A theory of statistical inference was developed by Charles S. Peirce in "Illustrations of the Logic of Science" (1877–1878) and "A Theory of Probable Inference" (1883), two publications that emphasized the importance of randomization-based inference in statistics. In another study, Peirce randomly assigned volunteers to a blinded, repeated-measures design to evaluate their ability to discriminate weights. Peirce's experiment inspired other researchers in psychology and education, which developed a research tradition of randomized experiments in laboratories and specialized textbooks in the 1800s. Peirce also contributed the first English-language publication on an optimal design for regression-models in 1876. A pioneering optimal design for polynomial regression was suggested by Gergonne in 1815. In 1918 Kirstine Smith published optimal designs for polynomials of degree six (and less).

The use of a sequence of experiments, where the design of each may depend on the results of previous experiments, including the possible decision to stop experimenting, was pioneered by Abraham Wald in the context of sequential tests of statistical hypotheses. Surveys are available of optimal sequential designs, and of adaptive designs. One specific type of sequential design is the "two-armed bandit", generalized to the multi-armed bandit, on which early work was done by Herbert Robbins in 1952.

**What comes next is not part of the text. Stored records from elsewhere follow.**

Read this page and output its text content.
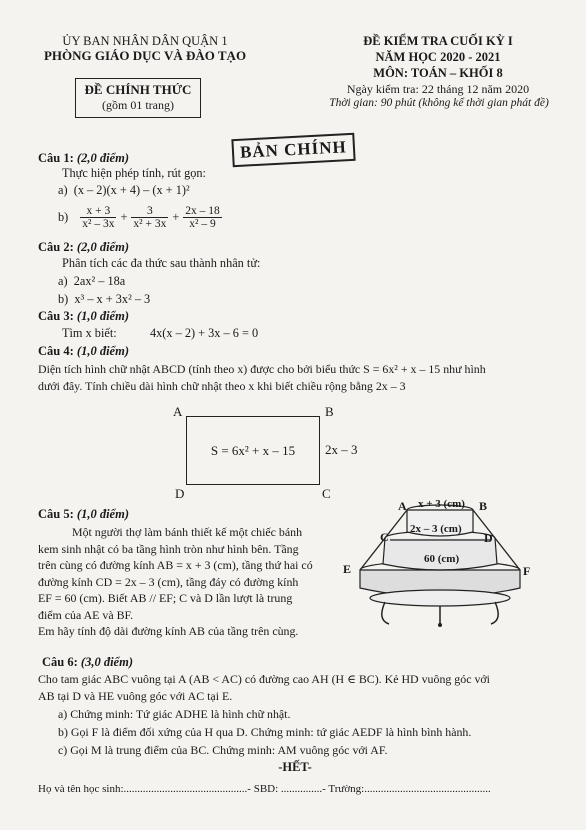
ỦY BAN NHÂN DÂN QUẬN 1
PHÒNG GIÁO DỤC VÀ ĐÀO TẠO
ĐỀ CHÍNH THỨC
(gồm 01 trang)
ĐỀ KIỂM TRA CUỐI KỲ I
NĂM HỌC 2020 - 2021
MÔN: TOÁN – KHỐI 8
Ngày kiểm tra: 22 tháng 12 năm 2020
Thời gian: 90 phút (không kể thời gian phát đề)
BẢN CHÍNH
Câu 1: (2,0 điểm)
Thực hiện phép tính, rút gọn:
a) (x – 2)(x + 4) – (x + 1)²
$b) \frac{x + 3}{\text{x² – 3x}} + \frac{3}{\text{x² + 3x}} + \frac{2x - 18}{\text{x² – 9}}$
Câu 2: (2,0 điểm)
Phân tích các đa thức sau thành nhân tử:
a) 2ax² – 18a
b) x³ – x + 3x² – 3
Câu 3: (1,0 điểm)
Tìm x biết:	4x(x – 2) + 3x – 6 = 0
Câu 4: (1,0 điểm)
Diện tích hình chữ nhật ABCD (tính theo x) được cho bởi biểu thức S = 6x² + x – 15 như hình
dưới đây. Tính chiều dài hình chữ nhật theo x khi biết chiều rộng bằng 2x – 3
A	B
S = 6x² + x – 15 2x – 3
D	C
Câu 5: (1,0 điểm)
Một người thợ làm bánh thiết kế một chiếc bánh
kem sinh nhật có ba tầng hình tròn như hình bên. Tầng
trên cùng có đường kính AB = x + 3 (cm), tầng thứ hai có
đường kính CD = 2x – 3 (cm), tầng đáy có đường kính
EF = 60 (cm). Biết AB // EF; C và D lần lượt là trung
điểm của AE và BF.
Em hãy tính độ dài đường kính AB của tầng trên cùng.
A	B
x + 3 (cm)
C	D
2x – 3 (cm)
60 (cm)
E	F
Câu 6: (3,0 điểm)
Cho tam giác ABC vuông tại A (AB < AC) có đường cao AH (H ∈ BC). Kẻ HD vuông góc với
AB tại D và HE vuông góc với AC tại E.
a) Chứng minh: Tứ giác ADHE là hình chữ nhật.
b) Gọi F là điểm đối xứng của H qua D. Chứng minh: tứ giác AEDF là hình bình hành.
c) Gọi M là trung điểm của BC. Chứng minh: AM vuông góc với AF.
-HẾT-
Họ và tên học sinh:.............................................- SBD: ...............- Trường:..............................................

The term "design of experiments" (DOE) derives from early statistical work performed by Sir Ronald Fisher. He was described by Anders Hald as "a genius who almost single-handedly created the foundations for modern statistical science." Fisher initiated the principles of design of experiments and elaborated on his studies of "analysis of variance". Perhaps even more important, Fisher began his systematic approach to the analysis of real data as the springboard for the development of new statistical methods. He began to pay particular attention to the labour involved in the necessary computations performed by hand, and developed methods that were as practical as they were founded in rigour. In 1925, this work culminated in the publication of his first book, Statistical Methods for Research Workers. This went into many editions and translations in later years, and became a standard reference work for scientists in many disciplines.

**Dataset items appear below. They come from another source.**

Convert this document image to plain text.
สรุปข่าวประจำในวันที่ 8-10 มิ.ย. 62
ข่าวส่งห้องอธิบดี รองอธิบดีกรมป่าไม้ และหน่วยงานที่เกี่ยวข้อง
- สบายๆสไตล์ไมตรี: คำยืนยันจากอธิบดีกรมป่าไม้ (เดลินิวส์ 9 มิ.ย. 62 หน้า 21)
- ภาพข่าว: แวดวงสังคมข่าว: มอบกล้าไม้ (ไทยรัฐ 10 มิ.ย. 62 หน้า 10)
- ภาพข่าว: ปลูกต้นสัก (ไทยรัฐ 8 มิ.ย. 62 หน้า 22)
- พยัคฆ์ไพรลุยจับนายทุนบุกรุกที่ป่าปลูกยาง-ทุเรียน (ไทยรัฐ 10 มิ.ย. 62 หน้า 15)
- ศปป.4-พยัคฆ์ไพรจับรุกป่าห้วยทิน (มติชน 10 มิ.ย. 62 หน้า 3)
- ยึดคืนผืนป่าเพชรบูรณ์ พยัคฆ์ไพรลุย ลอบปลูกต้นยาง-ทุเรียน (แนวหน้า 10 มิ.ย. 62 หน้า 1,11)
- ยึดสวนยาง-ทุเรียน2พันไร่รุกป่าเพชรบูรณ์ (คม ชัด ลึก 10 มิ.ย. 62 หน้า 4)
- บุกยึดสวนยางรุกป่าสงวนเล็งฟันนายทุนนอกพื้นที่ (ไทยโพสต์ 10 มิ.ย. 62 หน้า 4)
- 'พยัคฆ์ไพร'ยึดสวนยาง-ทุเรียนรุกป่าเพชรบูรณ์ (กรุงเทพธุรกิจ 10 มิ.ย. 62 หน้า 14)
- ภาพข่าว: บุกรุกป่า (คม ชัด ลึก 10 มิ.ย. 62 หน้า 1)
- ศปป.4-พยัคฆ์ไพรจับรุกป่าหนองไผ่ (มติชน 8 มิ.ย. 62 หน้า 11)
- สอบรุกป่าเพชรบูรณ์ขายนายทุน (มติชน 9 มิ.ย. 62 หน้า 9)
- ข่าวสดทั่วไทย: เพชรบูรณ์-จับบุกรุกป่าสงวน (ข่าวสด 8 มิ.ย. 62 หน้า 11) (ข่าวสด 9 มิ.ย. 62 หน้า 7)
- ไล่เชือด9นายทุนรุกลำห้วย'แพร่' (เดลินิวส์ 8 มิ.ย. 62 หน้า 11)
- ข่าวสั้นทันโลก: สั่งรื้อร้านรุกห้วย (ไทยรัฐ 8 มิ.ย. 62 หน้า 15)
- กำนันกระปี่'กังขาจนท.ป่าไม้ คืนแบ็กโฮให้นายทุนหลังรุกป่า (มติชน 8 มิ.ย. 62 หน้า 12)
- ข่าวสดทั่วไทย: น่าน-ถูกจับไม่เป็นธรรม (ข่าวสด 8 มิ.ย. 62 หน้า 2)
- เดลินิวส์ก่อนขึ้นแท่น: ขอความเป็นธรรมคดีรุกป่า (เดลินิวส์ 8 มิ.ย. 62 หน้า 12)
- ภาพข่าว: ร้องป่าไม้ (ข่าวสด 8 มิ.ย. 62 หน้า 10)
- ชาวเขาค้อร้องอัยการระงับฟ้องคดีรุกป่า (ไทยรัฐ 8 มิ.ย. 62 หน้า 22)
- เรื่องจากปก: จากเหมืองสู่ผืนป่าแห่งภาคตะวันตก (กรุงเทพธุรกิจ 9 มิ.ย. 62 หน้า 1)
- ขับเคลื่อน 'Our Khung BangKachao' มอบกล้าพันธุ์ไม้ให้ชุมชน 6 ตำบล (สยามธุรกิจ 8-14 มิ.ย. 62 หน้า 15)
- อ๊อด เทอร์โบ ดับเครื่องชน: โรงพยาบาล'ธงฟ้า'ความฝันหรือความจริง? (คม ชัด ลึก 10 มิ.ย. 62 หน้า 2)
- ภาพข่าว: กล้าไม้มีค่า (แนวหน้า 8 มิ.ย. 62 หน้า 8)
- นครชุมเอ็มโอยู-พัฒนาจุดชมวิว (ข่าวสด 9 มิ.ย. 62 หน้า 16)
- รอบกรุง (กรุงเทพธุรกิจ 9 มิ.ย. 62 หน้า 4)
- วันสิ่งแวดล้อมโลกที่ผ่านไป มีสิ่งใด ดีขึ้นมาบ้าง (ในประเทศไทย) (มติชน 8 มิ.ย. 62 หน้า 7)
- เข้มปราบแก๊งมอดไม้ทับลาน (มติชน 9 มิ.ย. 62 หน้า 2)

A methodology for designing experiments was proposed by Ronald A. Fisher, in his innovative book The Design of Experiments (1935) which also became a standard. As an example, he described how to test the hypothesis that a certain lady could distinguish by flavour alone whether the milk or the tea was first placed in the cup. While this sounds like a frivolous application, it allowed him to illustrate the most important ideas of experimental design: see Lady tasting tea.

Agricultural science advances served to meet the combination of larger city populations and fewer farms. But for crop scientists to take due account of widely differing geographical growing climates and needs, it was important to differentiate local growing conditions. To extrapolate experiments on local crops to a national scale, they had to extend crop sample testing economically to overall populations. As statistical methods advanced (primarily the efficacy of designed experiments instead of one-factor-at-a-time experimentation), representative factorial design of experiments began to enable the meaningful extension, by inference, of experimental sampling results to the population as a whole. But it was hard to decide how representative was the crop sample chosen. Factorial design methodology showed how to estimate and correct for any random variation within the sample and also in the data collection procedures.